Berlin: Tops und Flops – „Bilanz der Saison 2022/23“ an der Lindenoper

Nein, ein „Opernhaus des Jahres“ können wir nicht küren. Unsere Kritiker kommen zwar viel herum. Aber den Anspruch, einen repräsentativen Überblick über die Musiktheater im deutschsprachigen Raum zu haben, wird keine Einzelperson erheben können. Die meisten unserer Kritiker haben regionale Schwerpunkte, innerhalb derer sie sich oft sämtliche Produktionen eines Opernhauses ansehen. Daher sind sie in der Lage, eine seriöse, aber natürlich höchst subjektive Saisonbilanz für eine Region oder ein bestimmtes Haus zu ziehen. Nach dem Staatstheater Braunschweig blicken wir auf die Staatsoper unter den Linden, Berlin. Weitere Bilanzen sollen folgen.


Beste Produktion (Gesamtleistung):
Viele annehmbare, aber keine herausragende.
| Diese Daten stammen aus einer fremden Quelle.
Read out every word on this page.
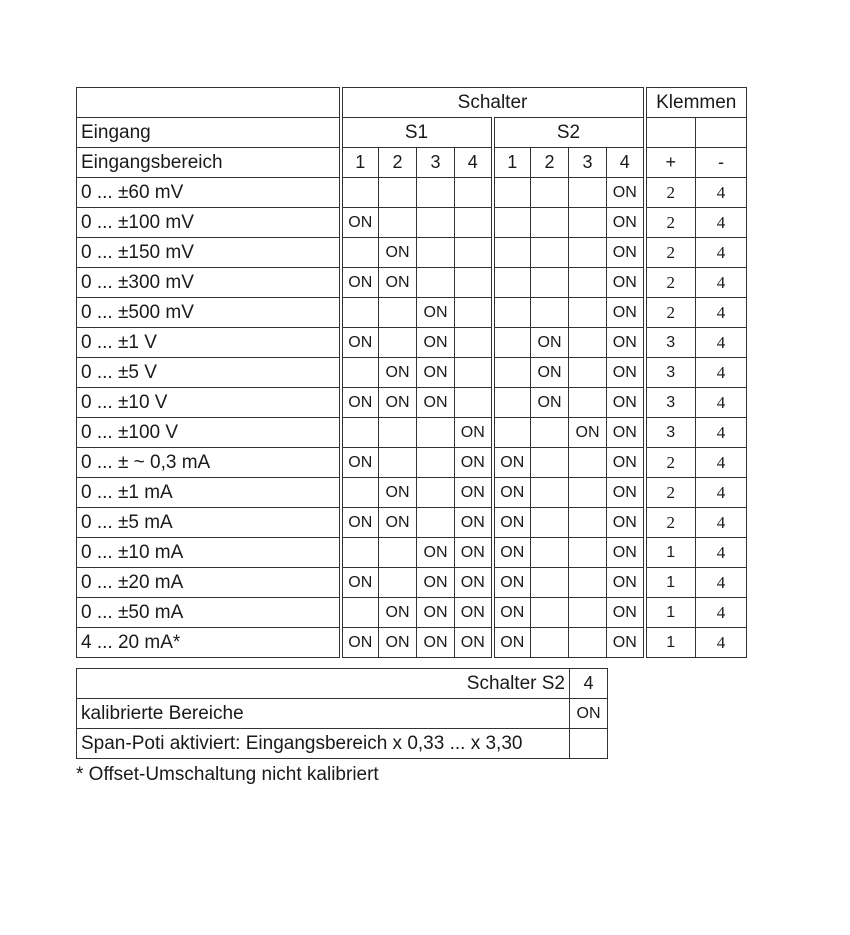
	Schalter								Klemmen	
Eingang	S1				S2					
Eingangsbereich	1	2	3	4	1	2	3	4	+	-
0 ... ±60 mV								ON	2	4
0 ... ±100 mV	ON							ON	2	4
0 ... ±150 mV		ON						ON	2	4
0 ... ±300 mV	ON	ON						ON	2	4
0 ... ±500 mV			ON					ON	2	4
0 ... ±1 V	ON		ON			ON		ON	3	4
0 ... ±5 V		ON	ON			ON		ON	3	4
0 ... ±10 V	ON	ON	ON			ON		ON	3	4
0 ... ±100 V				ON			ON	ON	3	4
0 ... ± ~ 0,3 mA	ON			ON	ON			ON	2	4
0 ... ±1 mA		ON		ON	ON			ON	2	4
0 ... ±5 mA	ON	ON		ON	ON			ON	2	4
0 ... ±10 mA			ON	ON	ON			ON	1	4
0 ... ±20 mA	ON		ON	ON	ON			ON	1	4
0 ... ±50 mA		ON	ON	ON	ON			ON	1	4
4 ... 20 mA*	ON	ON	ON	ON	ON			ON	1	4
Schalter S2	4
kalibrierte Bereiche	ON
Span-Poti aktiviert: Eingangsbereich x 0,33 ... x 3,30	

* Offset-Umschaltung nicht kalibriert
Die Wiederaufnahme des „Rosenkavalier“ überstrahlte alles.

Größte Enttäuschung:
Dmitri Tcherniakovs Bühnenbild und Regie für „Der Ring des Nibelungen“.

Beste Wiederaufnahme:
Der Rosenkavalier“. Ein Juwel im Spielplan.

Beste Gesangsleistung (Hauptpartie):
Gerald Finley als Holländer. Wagner-Belcanto vom Feinsten.
Vera-Lotte Boecker als Daphne. Darstellerisch wie vokal eine Idealbesetzung mit silbrig flirrender Straussstimme.

Beste Gesangsleistung (Nebenrolle):
Magdalena Kožená für den Idamante in „Idomeneo“. Die Stimme kann funkeln und strömen, dass dem Hörer auch eine fast vier Stunden dauernde Vorstellung nicht zu lang wird.
Anna Kissjudit als Gaea in „Daphne“ .

Nachwuchssänger des Jahres:
Magnus Dietrich als Leukippos in „Daphne“ und Steuermann in „Der fliegende Holländer“.

Bestes Dirigat:
Christian Thielemann für „Der Ring des Nibelungen“.

Beste Regie:
Fehlanzeige (leider).

Bestes Bühnenbild:
Junpei Kiz für „Mitridate, Re di Ponto“ .

Größtes Ärgernis:
Die Unfähigkeit oder Unwilligkeit von Gastdirigenten, die Lautstärke des Orchesters den räumlichen Gegebenheiten anzupassen, etwa in der ohrenbetäubenden „Turandot“, dem oft zu lauten „Holländer“ und zuletzt in der „Salome“, die unser Kollege als regelrechte „Lärmorgie“ empfunden hat.


Die Bilanz zog Ingrid Wanja (Mitarbeit: Michael Demel).